Radar-based solutions can pinpoint the exact location of intruder drones and monitor their trajectory to access the threat potential in real-time. Additionally, hunter drones like Fortem DroneHunter® can be deployed to autonomously engage and safely remove the threatening drone.

Technology Will Drive Security

The Private Sector is driving incredible innovation in technology to provide security for businesses facing drone threats.
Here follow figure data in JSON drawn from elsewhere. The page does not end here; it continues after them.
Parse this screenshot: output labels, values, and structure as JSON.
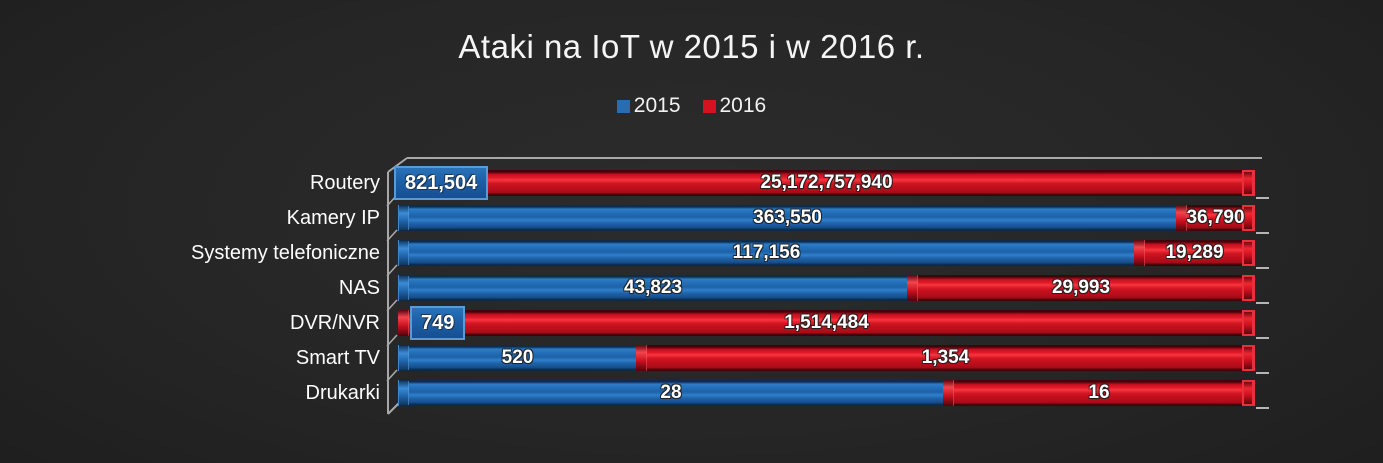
{
  "title": "Ataki na IoT w 2015 i w 2016 r.",
  "legend": {
    "items": [
      {
        "label": "2015",
        "color": "#2a6cb0"
      },
      {
        "label": "2016",
        "color": "#d41220"
      }
    ]
  },
  "colors": {
    "background": "#262626",
    "series_2015": "#1d62a8",
    "series_2016": "#cc1020",
    "frame_line": "#a8a8a8",
    "text": "#fdfdfd"
  },
  "chart_data": {
    "type": "bar",
    "variant": "horizontal-100pct-stacked-3d",
    "title": "Ataki na IoT w 2015 i w 2016 r.",
    "legend_position": "top-center",
    "grid": false,
    "categories": [
      "Routery",
      "Kamery IP",
      "Systemy telefoniczne",
      "NAS",
      "DVR/NVR",
      "Smart TV",
      "Drukarki"
    ],
    "series": [
      {
        "name": "2015",
        "color": "#1d62a8",
        "values": [
          821504,
          363550,
          117156,
          43823,
          749,
          520,
          28
        ]
      },
      {
        "name": "2016",
        "color": "#cc1020",
        "values": [
          25172757940,
          36790,
          19289,
          29993,
          1514484,
          1354,
          16
        ]
      }
    ],
    "value_labels_2015": [
      "821,504",
      "363,550",
      "117,156",
      "43,823",
      "749",
      "520",
      "28"
    ],
    "value_labels_2016": [
      "25,172,757,940",
      "36,790",
      "19,289",
      "29,993",
      "1,514,484",
      "1,354",
      "16"
    ],
    "label_style_2015": [
      "box",
      "inside",
      "inside",
      "inside",
      "box",
      "inside",
      "inside"
    ]
  }
}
Cyber security threats, the mass adoption of drones and the lagging federal regulations have created a fertile environment for attacks and accidents.

Senate Homeland Security Committee Chairman Ron Johnson stated, “the federal government does not have the legal authority it needs to protect the American public from these kinds of threats. (and yet) The threats posed by malicious drones are too great to ignore.”

Now, more than ever, there is an urgency to understand and mitigate these potential risks. The oil and gas industry must act in identifying the best solution to safeguard its infrastructure and personnel from this new and present danger.